Ketua Fraksi PDI Perjuangan DPRD Kaltim Muhammad Samsun menyebut, penurunan Transfer ke Daerah (TKD) tidak lagi bisa dipandang sebagai persoalan biasa.
Ia menilai pemerintah daerah perlu bersatu mendesak pemerintah pusat mengembalikan hak fiskal Kaltim sebagai daerah penghasil.
“Yang harus menjadi perhatian hari ini adalah memperjuangkan hak kita terhadap Transfer ke Daerah dari pemerintah pusat. Dana yang menjadi hak daerah tidak tersalurkan secara maksimal,” kata Samsun, Senin, 20 Juli 2026.
Ia membandingkan kondisi beberapa tahun terakhir. Menurutnya, TKD yang sebelumnya mencapai sekitar Rp14 triliun kini tinggal sekitar Rp7 triliun. Penurunan itu dinilai janggal karena produksi sumber daya alam Kalimantan Timur tidak mengalami penurunan.
“Kalau eksploitasi sumber daya alam tetap, bahkan meningkat, kenapa dana yang kembali ke daerah justru turun? Berarti ada yang harus dievaluasi. Dana Bagi Hasil kita juga ikut mengecil,” ujarnya.

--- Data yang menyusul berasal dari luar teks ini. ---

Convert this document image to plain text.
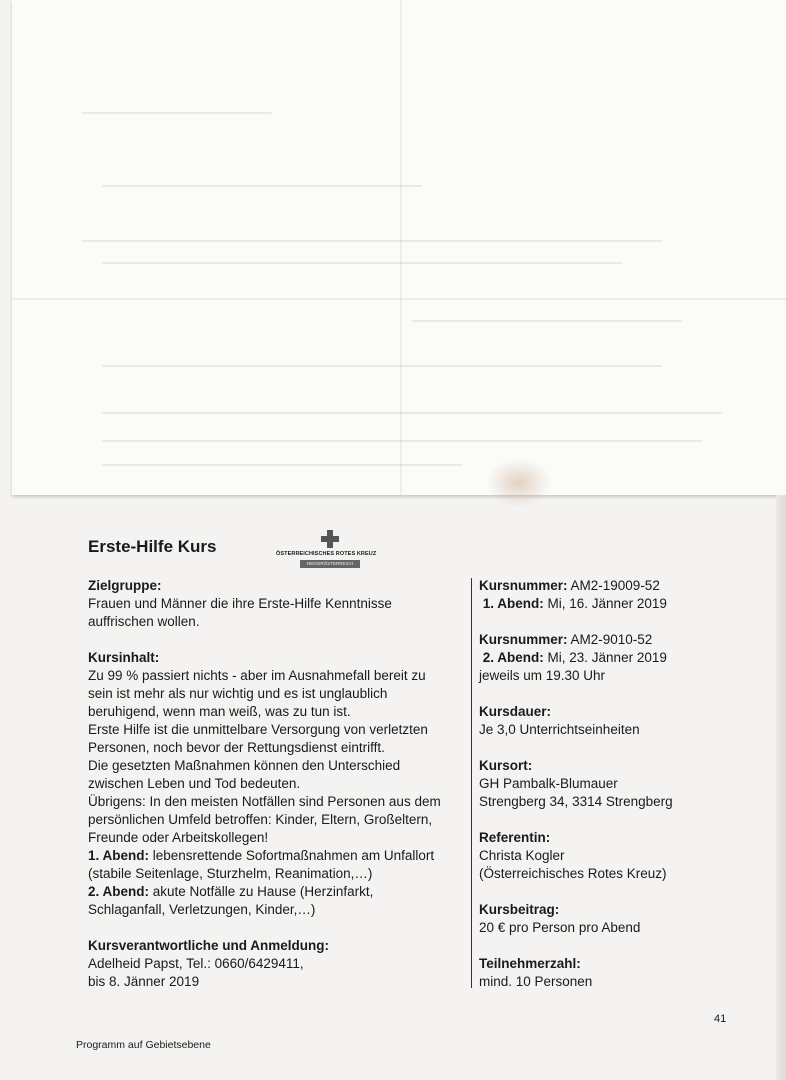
Erste-Hilfe Kurs	ÖSTERREICHISCHES ROTES KREUZ
NIEDERÖSTERREICH
Zielgruppe:
Frauen und Männer die ihre Erste-Hilfe Kenntnisse
auffrischen wollen.
Kursinhalt:
Zu 99 % passiert nichts - aber im Ausnahmefall bereit zu
sein ist mehr als nur wichtig und es ist unglaublich
beruhigend, wenn man weiß, was zu tun ist.
Erste Hilfe ist die unmittelbare Versorgung von verletzten
Personen, noch bevor der Rettungsdienst eintrifft.
Die gesetzten Maßnahmen können den Unterschied
zwischen Leben und Tod bedeuten.
Übrigens: In den meisten Notfällen sind Personen aus dem
persönlichen Umfeld betroffen: Kinder, Eltern, Großeltern,
Freunde oder Arbeitskollegen!
1. Abend: lebensrettende Sofortmaßnahmen am Unfallort
(stabile Seitenlage, Sturzhelm, Reanimation,…)
2. Abend: akute Notfälle zu Hause (Herzinfarkt,
Schlaganfall, Verletzungen, Kinder,…)
Kursverantwortliche und Anmeldung:
Adelheid Papst, Tel.: 0660/6429411,
bis 8. Jänner 2019
Kursnummer: AM2-19009-52
1. Abend: Mi, 16. Jänner 2019
Kursnummer: AM2-9010-52
2. Abend: Mi, 23. Jänner 2019
jeweils um 19.30 Uhr
Kursdauer:
Je 3,0 Unterrichtseinheiten
Kursort:
GH Pambalk-Blumauer
Strengberg 34, 3314 Strengberg
Referentin:
Christa Kogler
(Österreichisches Rotes Kreuz)
Kursbeitrag:
20 € pro Person pro Abend
Teilnehmerzahl:
mind. 10 Personen
41
Programm auf Gebietsebene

Dampak kebijakan itu kini dirasakan langsung pemerintah daerah. Di satu sisi, masyarakat terus menuntut percepatan pembangunan. Di sisi lain, kemampuan APBD justru semakin terbatas akibat menyusutnya transfer dari pusat.
Akibatnya, pemerintah provinsi dan DPRD menjadi pihak yang paling sering menerima keluhan masyarakat, meski persoalan utamanya berada pada kebijakan fiskal pemerintah pusat.
“Orang tahunya pemerintah provinsi dan DPRD. Mereka tidak mungkin datang ke Jakarta menyampaikan protes. Akhirnya semua keluhan disampaikan kepada kami,” katanya.
Anggota Komisi III itu mengusulkan langkah bersama seluruh kepala daerah dan DPRD kabupaten/kota di Kaltim, mengajukan tuntutan kepada pemerintah pusat akan lebih kuat jika disampaikan secara kolektif daripada berjalan sendiri-sendiri.
“Saya punya inisiatif menggalang pemerintah daerah dan legislatif se-Kaltim. Kita suarakan bersama. Daripada rakyat yang harus turun ke Istana Negara, lebih baik kami yang mewakili mereka secara konstitusional,” pungkasnya.